I assume that's also why you are thinking about doing a Whole 30 or some other similar paleo challenge: you want to ditch the bad food and feel good. For good. Not just for 30 days.

So let me make a suggestion that flies in the face of our "Here! Now!" instantaneous-gratification world: if you want it to last, take your time with the change.

There may be a few tough folks out there who can credibly and sustainably shift overnight from a Standard American Diet (SAD) of Pringles, pizza, KFC and beer to full-on paleo for 30 days, and then comfortably loosen things up ever-so-slightly thereafter to a still-non-inflammatory/non-SAD way of eating that they sustain from there on out.

But those people are really rare.

I'm finding that the most successful paleo transitions over the long haul generally happen a lot more slowly. Conversely, an awful lot of people who do a 100% full-on high dive into paleo straight from SAD-ville end up leaving the paleo way of life just as quickly. They torture the living beejeezus out of themselves by going all-in right away, spend 30 days in that frazzled state, and then party like rock stars once the 30 days are over.

That approach is kind of the exact opposite of "sustainable." In fact, it just sort of sounds like a "diet." And diets suck. And fail.

So what about that 30-day challenge? Didn't I say there was a huge value in it? Yeah I did, but I think that value is best realized when you are really ready for it.

Everyone's different, and every individual is going to have a different struggle with a transition to paleo, but for many of us the biggest hurdle is to stop eating grains. So, a long time ago I did an article called "How to Start Eating Paleo." The point of that one? Take a step-by-step approach. Ditch grains first -- completely. Then, when you are fully comfortable with that change, get rid of something else, like legumes, or dairy, and piece-by-piece over the next few months you will get where you need to be.
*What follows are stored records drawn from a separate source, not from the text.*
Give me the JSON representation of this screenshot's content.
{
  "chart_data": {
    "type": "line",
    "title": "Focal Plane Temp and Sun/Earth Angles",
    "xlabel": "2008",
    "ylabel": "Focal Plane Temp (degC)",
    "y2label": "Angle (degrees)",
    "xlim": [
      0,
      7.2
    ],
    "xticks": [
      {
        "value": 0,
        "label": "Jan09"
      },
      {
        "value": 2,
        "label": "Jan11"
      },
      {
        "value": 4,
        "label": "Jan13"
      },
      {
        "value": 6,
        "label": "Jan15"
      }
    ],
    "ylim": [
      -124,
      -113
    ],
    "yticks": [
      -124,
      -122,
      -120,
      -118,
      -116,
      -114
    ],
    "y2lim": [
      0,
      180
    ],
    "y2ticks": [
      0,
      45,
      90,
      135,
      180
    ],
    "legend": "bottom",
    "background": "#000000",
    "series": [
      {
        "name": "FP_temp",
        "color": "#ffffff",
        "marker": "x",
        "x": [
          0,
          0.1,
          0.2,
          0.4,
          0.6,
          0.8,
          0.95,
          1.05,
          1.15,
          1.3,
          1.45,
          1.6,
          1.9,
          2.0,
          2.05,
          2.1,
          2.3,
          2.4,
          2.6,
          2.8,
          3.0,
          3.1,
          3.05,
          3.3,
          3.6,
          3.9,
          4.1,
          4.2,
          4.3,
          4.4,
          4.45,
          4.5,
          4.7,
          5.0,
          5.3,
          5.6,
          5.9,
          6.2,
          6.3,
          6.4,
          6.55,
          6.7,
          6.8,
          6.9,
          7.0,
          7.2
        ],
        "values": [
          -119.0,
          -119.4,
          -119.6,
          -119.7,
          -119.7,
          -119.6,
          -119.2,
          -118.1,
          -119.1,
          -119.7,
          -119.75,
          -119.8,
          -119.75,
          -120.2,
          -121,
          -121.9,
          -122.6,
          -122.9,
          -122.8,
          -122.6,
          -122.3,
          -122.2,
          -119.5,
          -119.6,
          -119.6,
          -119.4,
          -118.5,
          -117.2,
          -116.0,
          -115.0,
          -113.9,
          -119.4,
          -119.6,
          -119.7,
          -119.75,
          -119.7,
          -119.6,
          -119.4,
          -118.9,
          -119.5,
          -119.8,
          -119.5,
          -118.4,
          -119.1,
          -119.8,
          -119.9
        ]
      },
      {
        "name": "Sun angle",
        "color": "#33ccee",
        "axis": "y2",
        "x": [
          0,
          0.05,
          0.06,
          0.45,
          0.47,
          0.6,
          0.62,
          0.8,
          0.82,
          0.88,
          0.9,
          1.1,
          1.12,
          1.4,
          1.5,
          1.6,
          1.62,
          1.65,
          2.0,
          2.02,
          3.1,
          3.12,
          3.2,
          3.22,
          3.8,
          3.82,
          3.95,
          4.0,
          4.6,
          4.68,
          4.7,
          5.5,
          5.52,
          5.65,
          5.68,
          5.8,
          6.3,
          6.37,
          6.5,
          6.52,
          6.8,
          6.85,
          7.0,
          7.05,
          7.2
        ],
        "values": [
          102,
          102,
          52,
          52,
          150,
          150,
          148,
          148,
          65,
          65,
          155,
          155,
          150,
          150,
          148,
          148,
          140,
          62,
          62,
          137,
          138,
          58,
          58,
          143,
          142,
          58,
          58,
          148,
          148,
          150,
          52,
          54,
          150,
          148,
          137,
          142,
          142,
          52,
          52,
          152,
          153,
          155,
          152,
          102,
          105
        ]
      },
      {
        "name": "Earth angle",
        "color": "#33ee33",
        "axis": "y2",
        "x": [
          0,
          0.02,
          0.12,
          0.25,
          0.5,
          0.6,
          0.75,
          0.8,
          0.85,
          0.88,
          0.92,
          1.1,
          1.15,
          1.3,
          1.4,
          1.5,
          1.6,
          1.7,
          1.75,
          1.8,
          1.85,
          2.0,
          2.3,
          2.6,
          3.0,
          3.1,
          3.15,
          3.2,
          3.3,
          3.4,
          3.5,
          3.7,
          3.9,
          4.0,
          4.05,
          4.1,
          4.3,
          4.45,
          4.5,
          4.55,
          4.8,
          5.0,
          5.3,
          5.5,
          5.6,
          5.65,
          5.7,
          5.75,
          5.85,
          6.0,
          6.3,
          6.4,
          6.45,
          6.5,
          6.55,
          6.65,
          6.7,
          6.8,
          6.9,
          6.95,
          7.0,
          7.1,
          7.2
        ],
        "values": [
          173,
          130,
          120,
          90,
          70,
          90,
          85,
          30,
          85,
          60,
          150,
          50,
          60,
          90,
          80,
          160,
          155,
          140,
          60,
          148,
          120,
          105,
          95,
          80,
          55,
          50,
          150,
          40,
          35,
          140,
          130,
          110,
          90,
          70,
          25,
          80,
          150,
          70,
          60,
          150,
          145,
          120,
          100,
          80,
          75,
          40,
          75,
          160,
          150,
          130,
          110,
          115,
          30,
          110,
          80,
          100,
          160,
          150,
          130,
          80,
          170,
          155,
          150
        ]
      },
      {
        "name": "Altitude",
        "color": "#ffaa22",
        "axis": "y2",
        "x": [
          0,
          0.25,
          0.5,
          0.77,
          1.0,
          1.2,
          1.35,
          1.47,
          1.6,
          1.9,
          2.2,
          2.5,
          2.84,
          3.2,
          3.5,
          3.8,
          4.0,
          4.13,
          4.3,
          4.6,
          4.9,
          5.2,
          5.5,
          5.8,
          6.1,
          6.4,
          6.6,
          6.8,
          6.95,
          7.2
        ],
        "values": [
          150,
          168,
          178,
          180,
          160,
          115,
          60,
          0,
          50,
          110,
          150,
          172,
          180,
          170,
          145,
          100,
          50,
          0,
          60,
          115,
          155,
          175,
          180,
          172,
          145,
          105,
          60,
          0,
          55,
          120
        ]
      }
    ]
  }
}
Because, yeah, where you want to end up is with 30 clean days, like a Whole 30, after which you can customize paleo to fit your own individual needs. But if you high-dive your way into a Whole 30, I worry that you may leave the program on as dramatic and precipitous of an exit ramp.

Remember, the point of paleo is successfully and sustainably improving your whole freaking life by permanently bettering all of your food choices. A Whole 30 or other 30-day challenge is a nice way to seal the deal on that kind of permanent change, but it probably is more than you can handle right off the bat if yesterday (and all the days before) you were eating like complete crap. If you want your shift to a non-inflammatory/paleo/primal lifestyle to actually last, consider tackling the individual aspects of "getting to" a clean 30 days over a period of time that really works for you.

And that rarely starts by diving headfirst into a 30-day paleo challenge. Work your way into it. Then do that clean 30 days when you're really ready. Not when your friends or your gym tells you to -- when you are really ready for it.